Verse 2. This is still taking the overall view that verse one did. I think we all feel that as subsequent generations go their own ways, which they have every right to do, the things that mattered to us get discarded. I grew up as part of a generation that thought music could and would change the world. It didn’t – except for us. Music is now disposable background noise. And if that’s the way the people buying it want it, then it has to be okay. “They’re just moving forward, leaving you behind.”
Verse 3. Parents. We don't pick them. We can't change them. We just learn to love them – a process that takes a different amount of time depending on the circumstances. I read somewhere that we should not blame our parents for anything after we turn 20. That makes sense to me. It’s around that time that we figure out they were, “simply flying blind.”
Verse 4. Paris.
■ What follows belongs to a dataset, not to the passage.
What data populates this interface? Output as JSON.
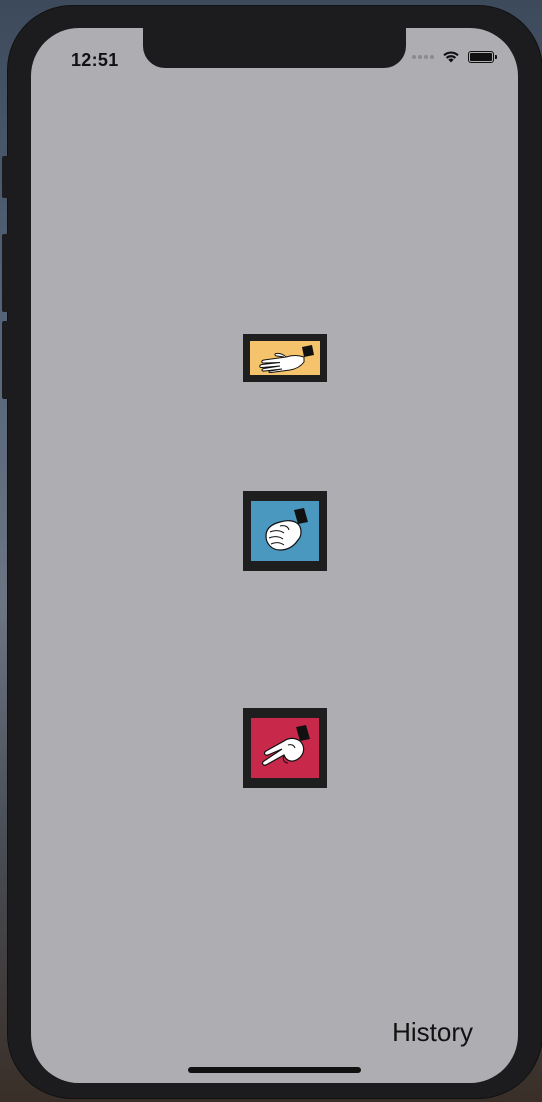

Personal. The memories that with time change from gut-wrenching intensity to warm proof of a life well lived. The flagless moon of the album title reappears in this song. So we know this all happened a long time ago.
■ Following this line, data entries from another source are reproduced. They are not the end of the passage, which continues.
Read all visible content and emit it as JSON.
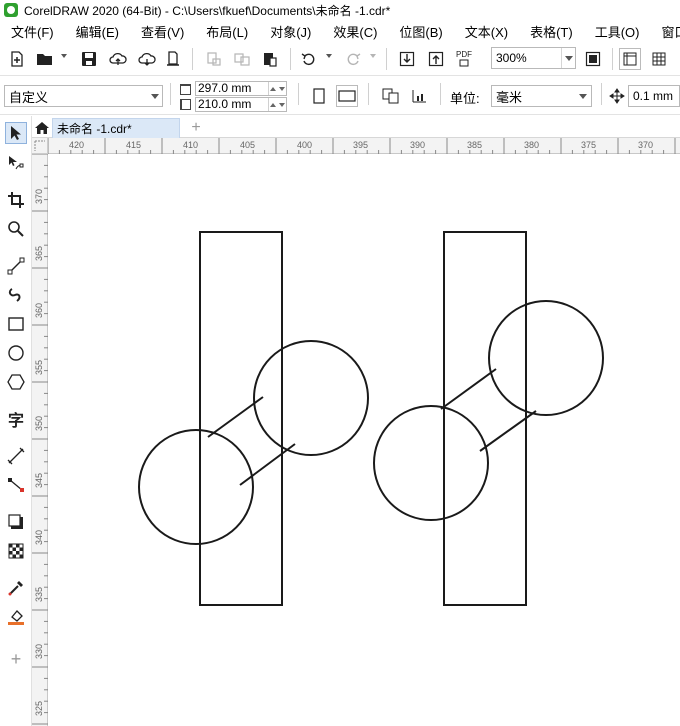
{
  "window": {
    "title": "CorelDRAW 2020 (64-Bit) - C:\\Users\\fkuef\\Documents\\未命名 -1.cdr*"
  },
  "menu": {
    "items": [
      "文件(F)",
      "编辑(E)",
      "查看(V)",
      "布局(L)",
      "对象(J)",
      "效果(C)",
      "位图(B)",
      "文本(X)",
      "表格(T)",
      "工具(O)",
      "窗口"
    ]
  },
  "toolbar": {
    "zoom": "300%",
    "pdf_label": "PDF"
  },
  "property_bar": {
    "page_preset": "自定义",
    "width": "297.0 mm",
    "height": "210.0 mm",
    "units_label": "单位:",
    "units": "毫米",
    "nudge": "0.1 mm"
  },
  "tabs": {
    "document": "未命名 -1.cdr*",
    "add": "+"
  },
  "toolbox": {
    "text_tool_glyph": "字",
    "add_glyph": "+"
  },
  "rulers": {
    "horizontal_ticks": [
      "420",
      "415",
      "410",
      "405",
      "400",
      "395",
      "390",
      "385",
      "380",
      "375",
      "370"
    ],
    "vertical_ticks": [
      "370",
      "365",
      "360",
      "355",
      "350",
      "345",
      "340",
      "335",
      "330",
      "325"
    ]
  },
  "colors": {
    "accent": "#2fa02f",
    "tab_active": "#dbe8f7",
    "stroke": "#1a1a1a"
  }
}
Verse 5. “Distant Asian rain” – something changed obviously. The anger somehow got “washed away” but because all the feelings can never be unique, “the questions still remain” to be asked by others in other times in other places. We have a tendency to “enshrine” our own answers as if they are the only ones. But they just become, “dusty”.
Verse 6. Loving someone and telling them you do are two quite separate things. I have seen relationships fail because one person stopped telling the other how they felt. Even though the feelings themselves may not have changed. This is disastrous. Is this one of the downsides to progressing along “the road to never mind”? When we are young we tend to say what we feel. As we age we risk letting “never mind” become the norm. Fight it!
Verse 7. Dangerous territory – “I don't believe in god”. There it is stated plainly, no skirting the issue, no pandering to an audience that largely does not agree with my position. But it's not as bad as it sounds (to those who do believe). “There’s no place where faith can be safely redefined” – I may not be the simple non-believer the first line suggests. I believe we have a spiritual aspect to our nature – that’s the only word that comes close to what I mean. What I do not have any time for whatsoever is organized religion. They all manipulate their followers through fear. And more wars have been fought over who follows the one true god, that there is absolutely no question in my mind that our progress would have been much faster without religion. But the redefining will not happen during my lifetime. Never mind.
Verse 8. Back to the main theme: “the past just keeps repeating with the names and faces changed” – experiences we think are painfully personal turn out to be universal. Every generation looks at the ones that come later and thinks, “That’s not me.” But that’s the way it’s worked down through time. Which is why we ask that “tomorrow look with kindness on all that we declined” on our inescapably personal trips “on the road to never mind.”
I want to thank Jim Oliver for his beautiful keyboard work on this song. I asked him to give me a hint of The Moody Blues, a band I loved growing up, and he did just that while still letting it be me.